To replace Stokes, basketball wise Virginia Tech got it right in hiring Seth Greenberg.  He was a success on the Court there’s no question about that with 5 straight post-season appearances.  However, 4 of those were in the NIT prompting jokes that you just couldn’t have an NIT without Seth Greenberg.  Internally, however, Greenberg was reportedly a disaster who sort of floated in his own world and did whatever he wanted.  He did himself no favors but refusing to give a scholarship to Charlotte area basketball player Steph Curry – yes Dell Curry’s son – telling him he could walk on.  Curry instead took the free ride to Davidson College.   Nice call there huh given Steph led Davidson to the Elite 8, and is about the best player in the NBA now.  He allegedly alienated the women’s basketball program by downplaying its importance (despite the fact he was the father of 3 daughters), players left in bunches, staff was constantly turning over and he had such a fractured relationship with Weaver, that Weaver called a press conference to inform the media that Greenberg was fired without first telling Greenberg he was going to fire him.

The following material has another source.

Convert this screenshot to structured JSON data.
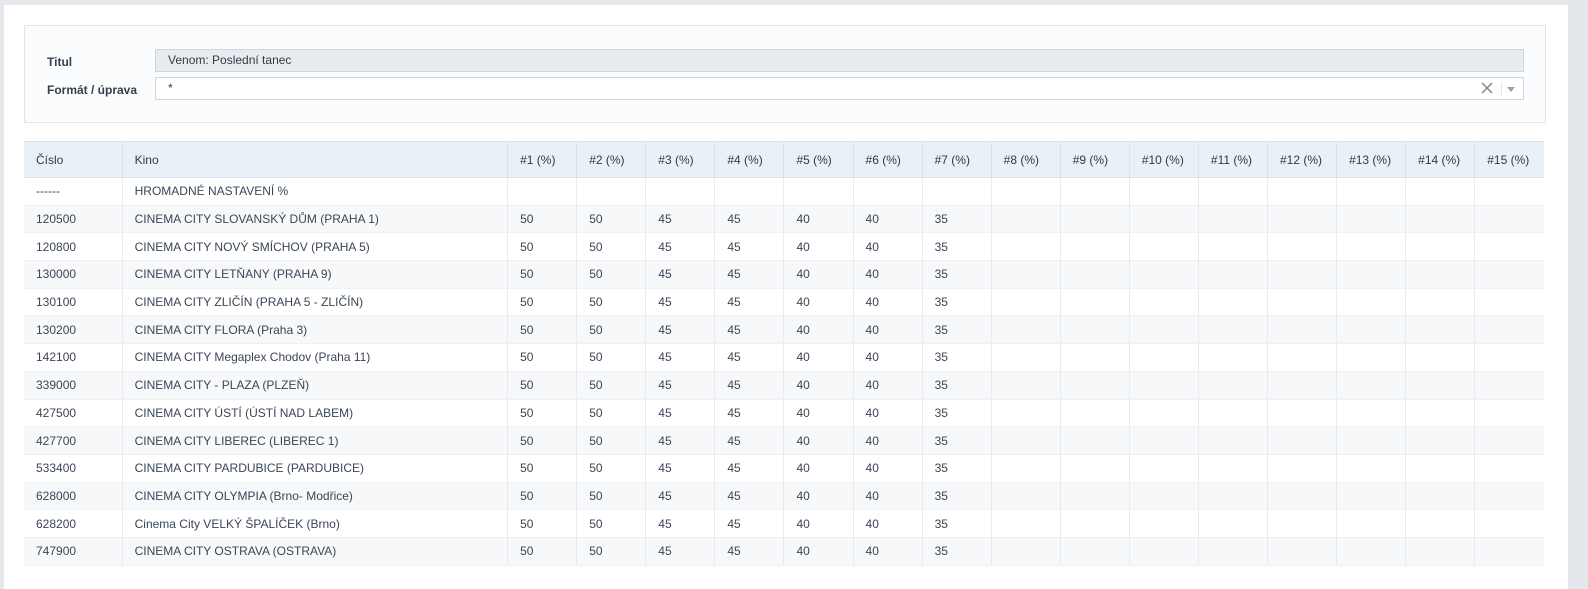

To top off the incompetency, Weaver – who hated actually beating the bushes to find coaches – hired one of Greenberg’s former assistants James Johnson who had left the Tech staff to take a job at Clemson.  Johnson was in over his head from the start and went 13-19 and 9-22 in just two season.  When Weaver was forced to retire due to his health, the day new A.D. Whit Babcock walked in the door was the day Johnson’s days were numbered.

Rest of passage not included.